Shocking post reveals heartbreaking reality of drought for NSW farmers
WARNING – GRAPHIC IMAGES: As farmers farewell the driest July NSW has endured in 16 years, an exhausted woman has shared a heartbreaking glimpse into the pain and suffering the drought has inflicted.
Kellie Madden has done her utmost to remain positive through the crippling drought that is now plaguing 99 per cent of the state, but when she came across her exhausted ewes bloodied and disfigured, she had to vent.
“I’m sick. Sick with the flu, sick of all of this. I don’t want to drive around the paddocks today, yesterday was hard, every day is hard,” she wrote in an emotional Facebook post.
“I’m off work because of the wretched flu, wish I could take a day off from this.
“Our ewes are lambing, poor girls, most are so weak once they are down they can’t get up.”
She said she and her husband, Trevor Watson, were feeding them everything they could afford but nothing seemed to be working.
On Tuesday, as she reluctantly made her way through the paddocks, she discovered “two old girls” that had just given birth. Both had been badly injured from a crow attack, one even missing an eye.
“I don’t have the heart to kill anything so I pick them up and put them in the back of the Ute and take them home to the ‘hospital’,” she wrote.
“One came good, the other had been down for a while, crows got part of leg as well as an eye.”
She added that something else had already taken the lambs.
She reluctantly waited for Trevor to return from work where he had been shearing all day to “put the poor girl out of her misery”.
“I curse myself I didn’t have the guts to do it myself and save him some pain and heartache,” Kellie added.

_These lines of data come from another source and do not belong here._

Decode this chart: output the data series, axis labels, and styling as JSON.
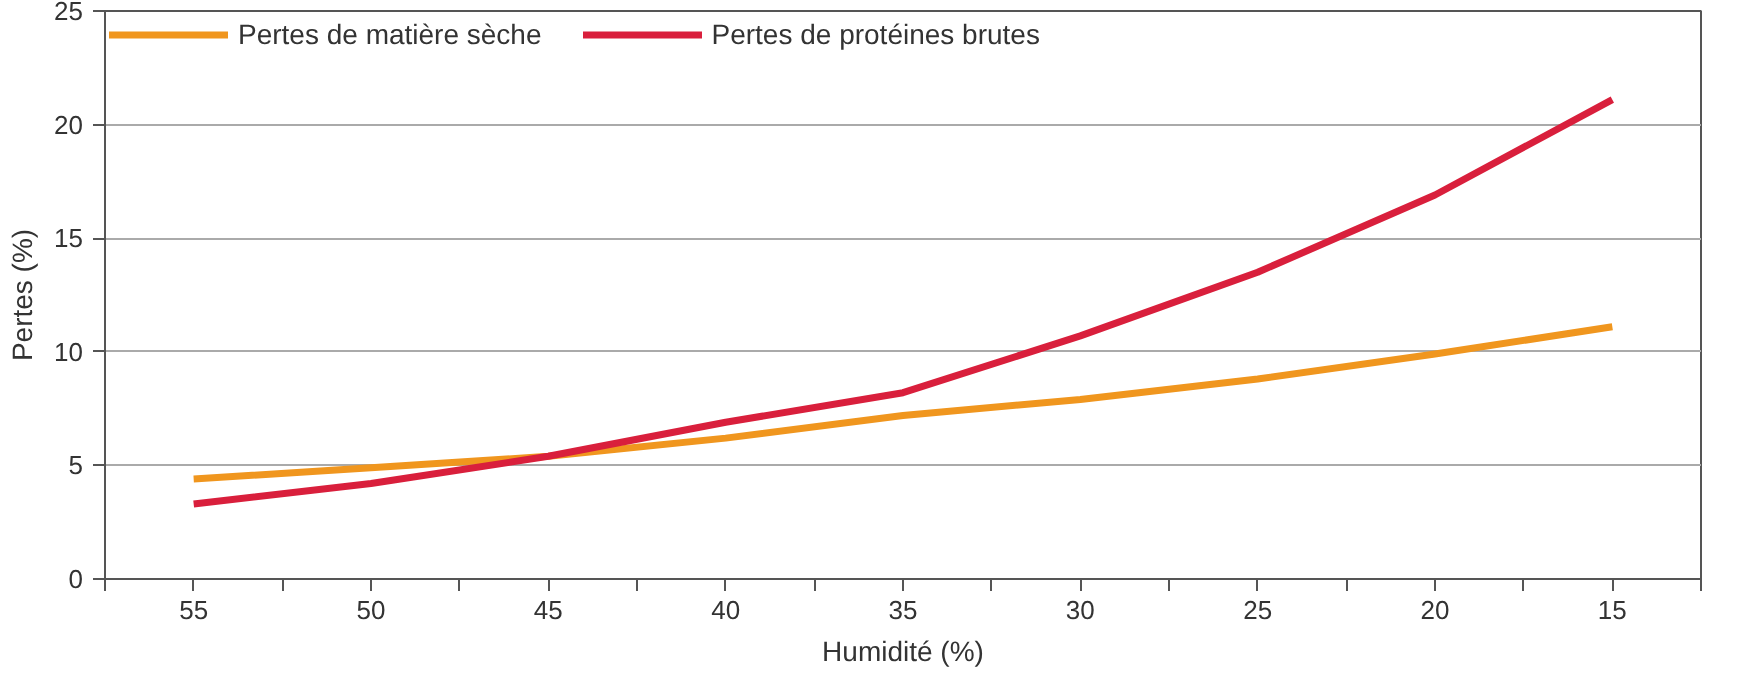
{
  "chart_data": {
    "type": "line",
    "xlabel": "Humidité (%)",
    "ylabel": "Pertes (%)",
    "x": [
      55,
      50,
      45,
      40,
      35,
      30,
      25,
      20,
      15
    ],
    "series": [
      {
        "name": "Pertes de matière sèche",
        "color": "#f0961e",
        "values": [
          4.4,
          4.9,
          5.4,
          6.2,
          7.2,
          7.9,
          8.8,
          9.9,
          11.1
        ]
      },
      {
        "name": "Pertes de protéines brutes",
        "color": "#d91f3c",
        "values": [
          3.3,
          4.2,
          5.4,
          6.9,
          8.2,
          10.7,
          13.5,
          16.9,
          21.1
        ]
      }
    ],
    "xlim": [
      57.5,
      12.5
    ],
    "xticks": [
      {
        "value": 57.5,
        "label": null
      },
      55,
      {
        "value": 52.5,
        "label": null
      },
      50,
      {
        "value": 47.5,
        "label": null
      },
      45,
      {
        "value": 42.5,
        "label": null
      },
      40,
      {
        "value": 37.5,
        "label": null
      },
      35,
      {
        "value": 32.5,
        "label": null
      },
      30,
      {
        "value": 27.5,
        "label": null
      },
      25,
      {
        "value": 22.5,
        "label": null
      },
      20,
      {
        "value": 17.5,
        "label": null
      },
      15,
      {
        "value": 12.5,
        "label": null
      }
    ],
    "ylim": [
      0,
      25
    ],
    "yticks": [
      0,
      5,
      10,
      15,
      20,
      25
    ],
    "grid": "y",
    "legend": "top",
    "line_style": "solid",
    "marker": "none"
  }
}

“I carry around my grandmother’s old gun hoping to see an unsuspecting crow, it gives me some strength, she used to shoot rabbits with it back in the day when times were tough to feed her family. She was stronger than me, wish I could be more like her.
“Time to do another drive around I suppose. Damn this bloody drought.”

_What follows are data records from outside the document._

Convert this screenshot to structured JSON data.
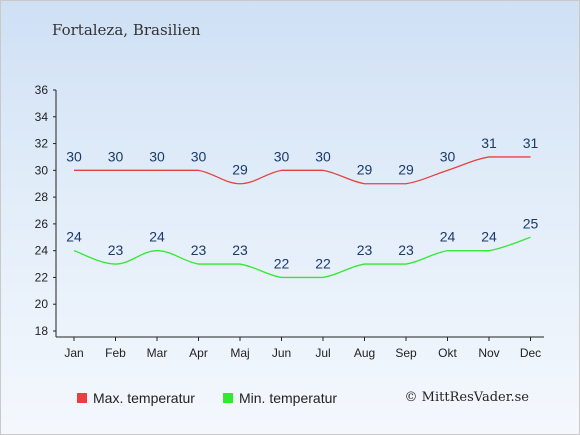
{
  "title": "Fortaleza, Brasilien",
  "copyright": "© MittResVader.se",
  "colors": {
    "max": "#e84040",
    "min": "#33e833",
    "axis": "#222222",
    "label": "#1a3a6a"
  },
  "chart_data": {
    "type": "line",
    "categories": [
      "Jan",
      "Feb",
      "Mar",
      "Apr",
      "Maj",
      "Jun",
      "Jul",
      "Aug",
      "Sep",
      "Okt",
      "Nov",
      "Dec"
    ],
    "series": [
      {
        "name": "Max. temperatur",
        "values": [
          30,
          30,
          30,
          30,
          29,
          30,
          30,
          29,
          29,
          30,
          31,
          31
        ]
      },
      {
        "name": "Min. temperatur",
        "values": [
          24,
          23,
          24,
          23,
          23,
          22,
          22,
          23,
          23,
          24,
          24,
          25
        ]
      }
    ],
    "ylim": [
      18,
      36
    ],
    "yticks": [
      18,
      20,
      22,
      24,
      26,
      28,
      30,
      32,
      34,
      36
    ],
    "grid": false,
    "legend": "bottom-left"
  }
}
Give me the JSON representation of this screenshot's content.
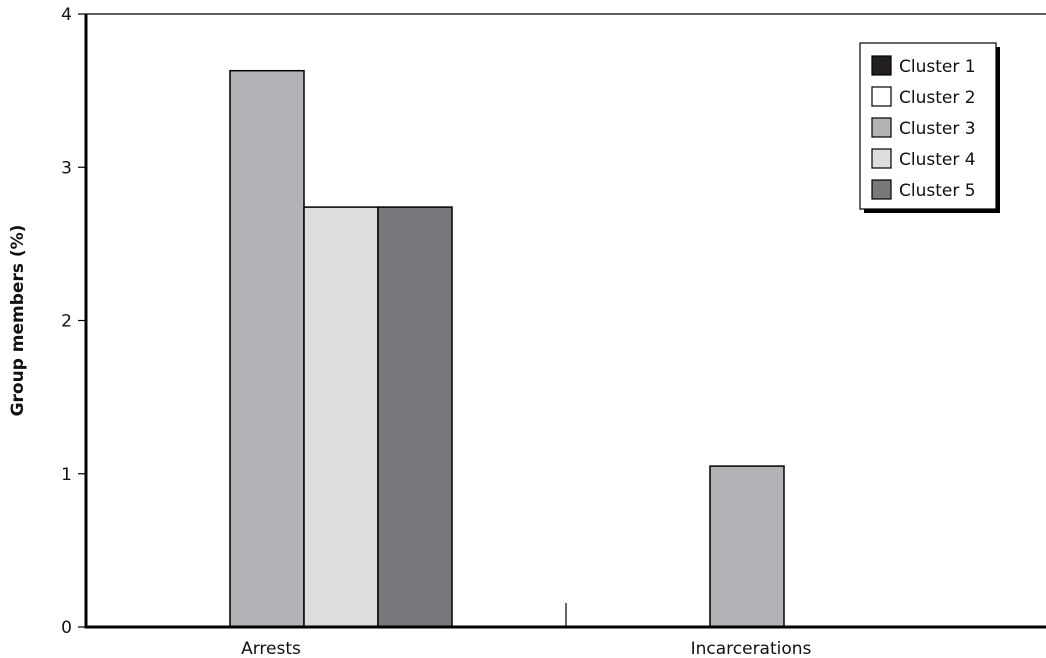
{
  "chart_data": {
    "type": "bar",
    "title": "",
    "xlabel": "",
    "ylabel": "Group members (%)",
    "ylim": [
      0,
      4
    ],
    "yticks": [
      "0",
      "1",
      "2",
      "3",
      "4"
    ],
    "categories": [
      "Arrests",
      "Incarcerations"
    ],
    "grid": false,
    "legend_position": "top-right",
    "series": [
      {
        "name": "Cluster 1",
        "color": "#231f20",
        "values": [
          0,
          0
        ]
      },
      {
        "name": "Cluster 2",
        "color": "#ffffff",
        "values": [
          0,
          0
        ]
      },
      {
        "name": "Cluster 3",
        "color": "#b2b3b6",
        "values": [
          3.63,
          1.05
        ]
      },
      {
        "name": "Cluster 4",
        "color": "#dcdddf",
        "values": [
          2.74,
          0
        ]
      },
      {
        "name": "Cluster 5",
        "color": "#77787b",
        "values": [
          2.74,
          0
        ]
      }
    ]
  }
}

The dry conditions prompted the NSW government earlier this week to commit an extra $500 million towards a drought relief package, including $190 million in transport subsidies.

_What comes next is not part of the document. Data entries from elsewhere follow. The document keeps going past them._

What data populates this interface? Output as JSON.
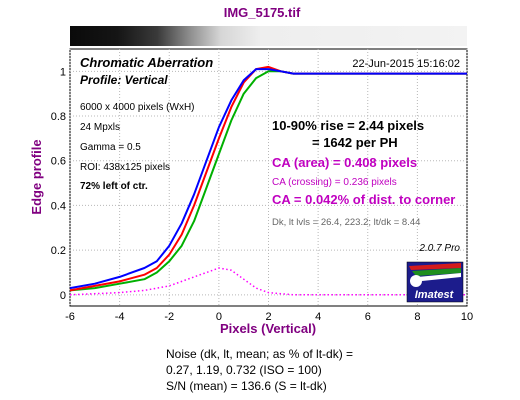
{
  "header": {
    "file_title": "IMG_5175.tif"
  },
  "panel": {
    "title": "Chromatic Aberration",
    "profile": "Profile: Vertical",
    "timestamp": "22-Jun-2015 15:16:02",
    "info": [
      "6000 x 4000 pixels (WxH)",
      "24 Mpxls",
      "Gamma = 0.5",
      "ROI: 438x125 pixels"
    ],
    "position": "72% left of ctr."
  },
  "results": {
    "rise_line1": "10-90% rise = 2.44 pixels",
    "rise_line2": "= 1642 per PH",
    "ca_area": "CA (area) = 0.408 pixels",
    "ca_crossing": "CA (crossing) = 0.236 pixels",
    "ca_corner": "CA = 0.042% of dist. to corner",
    "levels": "Dk, lt lvls = 26.4, 223.2;  lt/dk = 8.44"
  },
  "logo": {
    "version": "2.0.7  Pro",
    "brand": "Imatest"
  },
  "footer": {
    "line1": "Noise (dk, lt, mean; as % of lt-dk) =",
    "line2": "0.27,  1.19,  0.732  (ISO = 100)",
    "line3": "S/N (mean) = 136.6  (S = lt-dk)"
  },
  "colors": {
    "title": "#800080",
    "results_magenta": "#c000c0",
    "red": "#ff0000",
    "green": "#00b000",
    "blue": "#0000ff",
    "diff": "#ff00ff"
  },
  "chart_data": {
    "type": "line",
    "xlabel": "Pixels (Vertical)",
    "ylabel": "Edge profile",
    "xlim": [
      -6,
      10
    ],
    "ylim": [
      -0.05,
      1.1
    ],
    "xticks": [
      -6,
      -4,
      -2,
      0,
      2,
      4,
      6,
      8,
      10
    ],
    "yticks": [
      0,
      0.2,
      0.4,
      0.6,
      0.8,
      1
    ],
    "ytick_labels": [
      "0",
      "0.2",
      "0.4",
      "0.6",
      "0.8",
      "1"
    ],
    "grid": true,
    "series": [
      {
        "color": "#0000ff",
        "style": "solid",
        "x": [
          -6,
          -5,
          -4,
          -3,
          -2.5,
          -2,
          -1.5,
          -1,
          -0.5,
          0,
          0.5,
          1,
          1.5,
          2,
          2.5,
          3,
          4,
          6,
          8,
          10
        ],
        "y": [
          0.03,
          0.05,
          0.08,
          0.12,
          0.15,
          0.22,
          0.32,
          0.45,
          0.6,
          0.75,
          0.87,
          0.96,
          1.01,
          1.01,
          1.0,
          0.99,
          0.99,
          0.99,
          0.99,
          0.99
        ]
      },
      {
        "color": "#ff0000",
        "style": "solid",
        "x": [
          -6,
          -5,
          -4,
          -3,
          -2.5,
          -2,
          -1.5,
          -1,
          -0.5,
          0,
          0.5,
          1,
          1.5,
          2,
          2.5,
          3,
          4,
          6,
          8,
          10
        ],
        "y": [
          0.02,
          0.04,
          0.06,
          0.09,
          0.12,
          0.18,
          0.27,
          0.4,
          0.55,
          0.7,
          0.84,
          0.95,
          1.01,
          1.02,
          1.0,
          0.99,
          0.99,
          0.99,
          0.99,
          0.99
        ]
      },
      {
        "color": "#00b000",
        "style": "solid",
        "x": [
          -6,
          -5,
          -4,
          -3,
          -2.5,
          -2,
          -1.5,
          -1,
          -0.5,
          0,
          0.5,
          1,
          1.5,
          2,
          2.5,
          3,
          4,
          6,
          8,
          10
        ],
        "y": [
          0.02,
          0.03,
          0.05,
          0.07,
          0.1,
          0.15,
          0.22,
          0.33,
          0.48,
          0.63,
          0.78,
          0.9,
          0.97,
          1.0,
          1.0,
          0.99,
          0.99,
          0.99,
          0.99,
          0.99
        ]
      },
      {
        "color": "#ff00ff",
        "style": "dotted",
        "x": [
          -6,
          -4,
          -3,
          -2,
          -1,
          -0.5,
          0,
          0.5,
          1,
          1.5,
          2,
          3,
          4,
          6,
          8,
          10
        ],
        "y": [
          0.0,
          0.01,
          0.02,
          0.04,
          0.08,
          0.1,
          0.12,
          0.11,
          0.07,
          0.03,
          0.01,
          0.0,
          0.0,
          0.0,
          0.0,
          0.0
        ]
      }
    ]
  }
}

PETA blames farmers for animal deaths during drought
Earlier this week animal rights group PETA lashed out at drought-stricken farmers, saying it is their own fault that they’ve been forced to slaughter their starving animals.
One day after the NSW government announced they would be doubling their drought relief fund to $1 billion, the People for the Ethical Treatment of Animals published an article with the headline, “If you can’t feed them don’t breed them”.
“Farmers are complaining that the big dry means that they have to kill animals prematurely and for no money,” the article read.
“From the farmers’ perspective, the problem is not that they have to kill animals – since they were going to do that anyway – but that they’re not getting paid to do so.”